Gini faktanya: dokumen yang lo kasi (FFS terakhir 30-Apr-2026) valid dan ngasih angka-angka krusial di atas — NAB, AUM, unit penyertaan, tanggal peluncuran, dan update terakhir. Itu dasar yang dipakai buat ngejudge performa.

Nah, soal detail kayak alokasi aset per kelas (berapa persen saham vs obligasi), top holdings, biaya manajemen, atau bank kustodian — data lengkapnya biasanya ada di bagian isi FFS/Prospectus yang nggak lo lampirin semua di sini. Jadi kalo mau yang super teliti, mending cek FFS lengkapnya di situs resmi: Mandiri Investasi atau platform distribusi kayak Bareksa.

3) Risk profile & cocok buat siapa? 🎯

Jenisnya Campuran, jadi ini cocok buat lo yang masuk kategori: “tim mental agak baja, tapi gak mau penuh spekulasi saham 100%”. Artinya, ekspektasi volatilitas lebih tinggi dibanding pasar uang/pendapatan tetap, tapi potensi imbal juga bisa lebih oke ketimbang yang aman-aman aja.

Kalau lo cari anti-drama murni? Ini bukan buat lo. Tapi buat investor yang mau balance growth & income dengan toleransi fluktuasi—boleh dimasukin watchlist.

4) Hal penting dari Prospectus/FFS yang wajib lo cek (sebelum gas) 💡

  • Biaya & fee: cari tahu ada biaya masuk (subscription fee), biaya keluar (redemption fee), dan biaya pengelolaan. Fee kecil tapi sering bisa ngegerus return jangka panjang.
  • Alokasi aset & batasan: cek porsi maksimum saham vs obligasi. Ini nentuin ‘seberapa liar’ produk ini pas market lagi ignited.
  • Top holdings: lihat 5-10 posisi teratas. Kalo kebanyakan emiten yang terlalu concentrated, itu red flag buat risk management.
  • Manajer Investasi & Kustodian: nama MI jelas Mandiri Manajemen Investasi (dari nama produknya). Untuk bank kustodian dan detail lain, FFS lengkap jawabannya.

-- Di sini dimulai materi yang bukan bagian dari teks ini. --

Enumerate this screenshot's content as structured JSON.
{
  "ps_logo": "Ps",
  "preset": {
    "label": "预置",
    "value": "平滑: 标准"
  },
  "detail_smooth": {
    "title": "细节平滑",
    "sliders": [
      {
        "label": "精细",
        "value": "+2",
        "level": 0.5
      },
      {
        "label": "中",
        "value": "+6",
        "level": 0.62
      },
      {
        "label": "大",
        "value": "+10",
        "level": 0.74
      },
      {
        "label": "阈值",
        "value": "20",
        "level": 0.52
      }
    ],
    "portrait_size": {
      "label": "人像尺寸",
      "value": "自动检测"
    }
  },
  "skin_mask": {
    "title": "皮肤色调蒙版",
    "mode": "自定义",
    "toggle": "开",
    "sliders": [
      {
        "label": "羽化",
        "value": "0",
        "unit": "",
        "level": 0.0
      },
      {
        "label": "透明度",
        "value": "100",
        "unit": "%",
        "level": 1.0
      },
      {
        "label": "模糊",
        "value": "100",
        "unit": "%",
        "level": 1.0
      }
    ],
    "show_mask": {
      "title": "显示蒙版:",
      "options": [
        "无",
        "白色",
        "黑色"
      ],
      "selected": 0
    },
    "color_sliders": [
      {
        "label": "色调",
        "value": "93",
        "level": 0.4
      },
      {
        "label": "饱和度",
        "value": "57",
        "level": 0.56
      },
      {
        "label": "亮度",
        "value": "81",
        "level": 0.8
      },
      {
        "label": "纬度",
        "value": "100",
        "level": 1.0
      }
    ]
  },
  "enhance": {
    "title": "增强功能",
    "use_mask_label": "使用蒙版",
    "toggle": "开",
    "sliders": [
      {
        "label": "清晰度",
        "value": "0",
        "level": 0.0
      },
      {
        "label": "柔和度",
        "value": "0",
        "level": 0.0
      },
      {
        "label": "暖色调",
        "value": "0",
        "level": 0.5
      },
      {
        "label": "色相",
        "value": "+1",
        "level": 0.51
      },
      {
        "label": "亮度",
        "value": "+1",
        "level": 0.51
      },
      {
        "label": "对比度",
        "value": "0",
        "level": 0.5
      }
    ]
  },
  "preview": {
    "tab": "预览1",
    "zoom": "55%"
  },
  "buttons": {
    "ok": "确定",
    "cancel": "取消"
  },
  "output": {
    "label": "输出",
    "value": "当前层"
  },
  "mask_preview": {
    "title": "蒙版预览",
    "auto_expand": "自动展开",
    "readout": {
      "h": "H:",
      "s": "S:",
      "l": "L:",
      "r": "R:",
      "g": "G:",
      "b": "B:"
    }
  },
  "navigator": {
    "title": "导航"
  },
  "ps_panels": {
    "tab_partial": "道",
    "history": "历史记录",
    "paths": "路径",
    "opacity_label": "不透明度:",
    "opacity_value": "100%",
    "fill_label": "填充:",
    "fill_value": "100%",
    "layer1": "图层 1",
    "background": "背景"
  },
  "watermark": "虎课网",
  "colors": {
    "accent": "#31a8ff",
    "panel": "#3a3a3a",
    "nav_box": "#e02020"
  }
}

5) Beli di mana? Distribusi & akses 💸

Produk Mandiri biasanya bisa dibeli lewat platform resmi Mandiri Investasi dan marketplace APERD kayak Bareksa atau aplikasi reksadana lain. Buat ritel, cek juga apakah ada minimal pembelian awal di prospektus/FFS sebelum ngetik nominal.

Link referensi buat download FFS/Prospektus: Mandiri Investasi & Bareksa. Sat-set, download dulu dokumennya sebelum FOMO.

6) Common mistake anak muda pas nge-review reksadana (biar lo nggak kena mental) 🚫

Banyak yang cuma ngeliat return 1 bulan doang terus FOMO. Padahal belum dicek biaya, alokasi, dan drawdown historis. Jangan cuma kejar hero return; cek juga seberapa tahan produk waktu market ambruk.

7) Quick Win: tugas 2 menit buat lo sekarang juga ⚡

  • Buka website Mandiri Investasi atau Bareksa. Cari “Mandiri Investa Aktif Kelas A”. Download FFS terakhir (30-Apr-2026) dan prospektus. Itu aja. 2 menit beres.

FAQ — yang sering seliweran

Apa perbedaan NAB dan AUM di FFS? NAB (Nilai Aktiva Bersih) itu harga per unit. AUM (Assets Under Management) itu total dana kelolaan. Keduanya penting: NAB nunjukin performa unit, AUM nunjukin seberapa “besar” produk.

Kenapa YtD bisa minus tapi 1 tahun masih positif? Karena performa beberapa bulan terakhir bisa turun cukup dalam, tapi kalau setahun penuh ada periode naik sebelumnya, rata-rata 12 bulan masih bisa positif. Makanya jangan cuma lihat 1 snapshot.

Gimana cara cek biaya yang dibebankan produk ini? Buka prospektus atau bagian biaya di FFS. Cari istilah “biaya pengelolaan” (management fee), subscription/redemption fee, dan biaya operasional. Itu yang bakal ngurangin net return lo.